Intervista al duo Geniusas-Geniushene

Autore: Valerio Sebastiani

3 Ottobre 2019
In un’ampia aula del Conservatorio Pollini di Padova, occupata per metà da due pianoforti a mezza coda allineati l’uno all’altro e a malapena illuminata, l’incontro con Anna Geniushene e Lukas Geniuŝas si è tenuto con la naturalezza, l’estro e la sincera profondità propri di due giovani interpreti prossimi a raggiungere una maturità artistica definita e tangibile. Còlti in un pomeriggio di studio forsennato, in preparazione del concerto di chiusura del Festival pianistico Bartolomeo Cristofori, i due pianisti russi si sono abbandonati a riflessioni fluenti, perfettamente armonizzate anche quando in disaccordo l’uno con l’altra, rivelando molti aspetti del loro personale modo di intendere la pratica pianistica.

In onore al programma che suonerete domani sera, mi piacerebbe iniziare parlando del vostro rapporto con la tradizione e come questo rapporto si lega al vostro approccio allo strumento.

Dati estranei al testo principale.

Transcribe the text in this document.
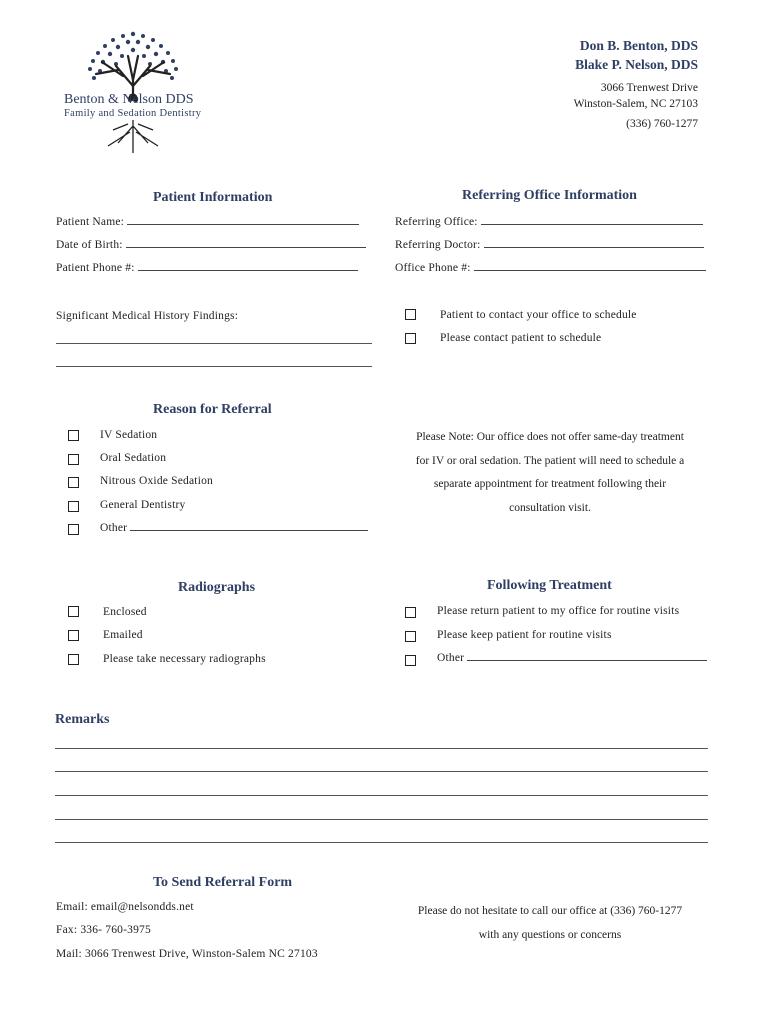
Benton & Nelson DDS
Family and Sedation Dentistry
Don B. Benton, DDS
Blake P. Nelson, DDS
3066 Trenwest Drive
Winston-Salem, NC 27103
(336) 760-1277
Patient Information
Patient Name:
Date of Birth:
Patient Phone #:
Significant Medical History Findings:
Referring Office Information
Referring Office:
Referring Doctor:
Office Phone #:
Patient to contact your office to schedule
Please contact patient to schedule
Reason for Referral
IV Sedation
Oral Sedation
Nitrous Oxide Sedation
General Dentistry
Other
Please Note: Our office does not offer same-day treatment
for IV or oral sedation. The patient will need to schedule a
separate appointment for treatment following their
consultation visit.
Radiographs
Enclosed
Emailed
Please take necessary radiographs
Following Treatment
Please return patient to my office for routine visits
Please keep patient for routine visits
Other
Remarks
To Send Referral Form
Email: email@nelsondds.net
Fax: 336- 760-3975
Mail: 3066 Trenwest Drive, Winston-Salem NC 27103
Please do not hesitate to call our office at (336) 760-1277
with any questions or concerns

Lukas: La mia connessione con la tradizione accademica ha radici profonde, e in nessuna delle mie sfumature come musicista nego la sua importanza. Cerco di stabilire un dialogo con essa, anzi!, forse cerco di apportare un’evoluzione della tradizione, ma non mi pongo come un rivoluzionario quando suono.
Anna: Condivido pienamente. Abbiamo creato questo programma proprio per far risaltare il dialogo tra le varie trascrizioni e il pezzo originale (o tradizionale, se vogliamo chiamarlo così). L’intero programma contiene questa musica convertita in uno stile e un mezzo di espressione diversi, da cui emergono non solo due autori che dialogano tra loro, ma anche conflitti tra differenti stili e materiali sonori. Ci basta questo, non vogliamo rivoluzionare ulteriormente dei brani che, passando dalla mano di un compositore all’altra, hanno già subito un cambiamento. Questo è evidentissimo nella Fantasia K475 di Mozart trascritta da Edvard Grieg, il cui ascolto potrebbe anche risultare un po’ scioccante. Tuttavia penso che l’idea principale sia di esprimere noi stessi attraverso la musica, e di essere più diretti e sinceri possibile. Probabilmente a livello personale la cosa fondamentale è non superare i confini, perché a volte c’è una tendenza al giorno d’oggi a creare un’illusione per cui il musicista sta creando qualcosa di diverso sul palco, la tendenza a ostentare la propria capacità di creare qualcosa di unico. Voglio approfondire questo punto: ritengo sia fondamentale mantenere una distanza tra le tue idee e le idee del compositore stesso, un modo che permetta sia di mantenere definiti dei confini, sia di essere coerenti dal punto di vista storico. Ogni volta che siamo sul palco in un certo senso stiamo creando qualcosa di unico, il cambiamento è fisiologico dell’uomo. Il nostro modo di intendere l’arte non è statico…
Lukas: …ma l’interpretazione del musicista non si frappone mai tra l’ascoltatore e la concezione originaria, autoriale, del pezzo. Le nostre personali ambizioni, la nostra personalità, la nostra fantasia… sono tutti aspetti che non dovrebbero essere messi davanti alla musica, nell’esecuzione.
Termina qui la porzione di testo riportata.